Life became all about “getting steps”. Members of my family would walk at random intervals at all hours to “get their steps in.” It became commonplace to have a conversation with somebody as they walked laps around the kitchen island or jogged on the spot to “get their steps.”

It’s a weird thing, that power a Fitbit has over you, but for better or worse it made us all become more active. Many people I know have since abandoned them because they were becoming too obsessed. It was a compulsion. It’s a great tool, if you use it as just a tool.

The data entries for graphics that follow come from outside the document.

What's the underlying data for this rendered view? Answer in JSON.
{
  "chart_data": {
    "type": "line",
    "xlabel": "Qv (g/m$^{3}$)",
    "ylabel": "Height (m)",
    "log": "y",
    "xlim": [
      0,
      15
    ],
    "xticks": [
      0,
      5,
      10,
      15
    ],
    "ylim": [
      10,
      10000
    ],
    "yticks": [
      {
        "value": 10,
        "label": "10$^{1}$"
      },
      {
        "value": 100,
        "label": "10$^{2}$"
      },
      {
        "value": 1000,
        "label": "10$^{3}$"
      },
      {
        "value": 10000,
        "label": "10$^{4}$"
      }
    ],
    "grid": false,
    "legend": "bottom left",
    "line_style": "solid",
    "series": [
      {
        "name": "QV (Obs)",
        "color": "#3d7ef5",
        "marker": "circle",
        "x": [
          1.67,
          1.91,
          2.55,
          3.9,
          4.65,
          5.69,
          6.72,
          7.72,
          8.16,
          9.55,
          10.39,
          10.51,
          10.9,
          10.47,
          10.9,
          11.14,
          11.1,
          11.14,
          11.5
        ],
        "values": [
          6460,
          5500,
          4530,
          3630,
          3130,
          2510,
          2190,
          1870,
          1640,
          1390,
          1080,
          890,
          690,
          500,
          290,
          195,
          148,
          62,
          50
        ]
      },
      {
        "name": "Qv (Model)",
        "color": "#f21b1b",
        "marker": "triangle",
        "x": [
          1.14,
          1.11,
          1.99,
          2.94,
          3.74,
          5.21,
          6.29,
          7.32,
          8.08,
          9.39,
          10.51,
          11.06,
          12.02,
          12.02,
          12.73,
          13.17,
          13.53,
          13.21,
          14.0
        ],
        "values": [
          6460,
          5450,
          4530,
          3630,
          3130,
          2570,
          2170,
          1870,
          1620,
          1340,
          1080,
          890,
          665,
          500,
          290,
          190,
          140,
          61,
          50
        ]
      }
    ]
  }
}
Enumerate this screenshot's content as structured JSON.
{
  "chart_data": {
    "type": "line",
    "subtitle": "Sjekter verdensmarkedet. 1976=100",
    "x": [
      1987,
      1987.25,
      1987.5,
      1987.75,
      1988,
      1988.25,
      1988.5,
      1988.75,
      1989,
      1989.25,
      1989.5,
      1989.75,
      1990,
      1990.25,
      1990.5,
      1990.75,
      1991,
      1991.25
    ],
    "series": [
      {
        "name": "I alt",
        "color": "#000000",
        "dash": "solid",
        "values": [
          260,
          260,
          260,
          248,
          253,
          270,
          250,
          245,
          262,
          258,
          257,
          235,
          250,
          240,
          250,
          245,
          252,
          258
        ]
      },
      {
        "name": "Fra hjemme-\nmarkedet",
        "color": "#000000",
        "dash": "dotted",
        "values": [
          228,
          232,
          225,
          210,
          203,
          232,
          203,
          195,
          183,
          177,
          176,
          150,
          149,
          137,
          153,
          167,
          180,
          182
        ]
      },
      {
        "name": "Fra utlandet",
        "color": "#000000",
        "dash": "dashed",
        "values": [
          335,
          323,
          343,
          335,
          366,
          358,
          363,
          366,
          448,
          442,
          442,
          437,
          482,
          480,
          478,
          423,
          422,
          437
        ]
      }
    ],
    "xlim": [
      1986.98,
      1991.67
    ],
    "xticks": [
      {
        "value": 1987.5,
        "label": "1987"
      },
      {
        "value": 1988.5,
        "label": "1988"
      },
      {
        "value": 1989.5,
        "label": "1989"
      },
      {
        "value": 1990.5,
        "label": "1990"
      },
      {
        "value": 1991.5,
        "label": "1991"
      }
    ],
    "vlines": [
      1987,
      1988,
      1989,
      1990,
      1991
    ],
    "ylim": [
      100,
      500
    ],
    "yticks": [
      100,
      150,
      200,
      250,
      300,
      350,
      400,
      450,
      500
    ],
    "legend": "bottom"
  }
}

I do not recommend letting it rule your world, however, otherwise you’ll be wearing a hole in the carpet of your upstairs hallway because that’s the longest stretch of walking space in your house at 11 p.m. on a weeknight when you need 1,500 more steps and your kids are asleep… or you’ll be lacing it into your sneakers at spin class so that it tracks the revolutions so you don’t “waste your workout.”

Truth be told, I abandoned my Fitbit at the end of 2016. I have an Apple Watch now, and to my delight I am able to collect a lot more statistical details from it. But I’m the boss now.

These days, now that it’s light out longer, I sometimes go out for a walk after my kids are in bed. I’m not going to lie, I’m still mindful of my stats, but I usually just go out to get some fresh air and to clear my head. Now that I’m a mom of two small children, I have no problem getting in my daily 10,000. And I don’t need a tracker to tell me that.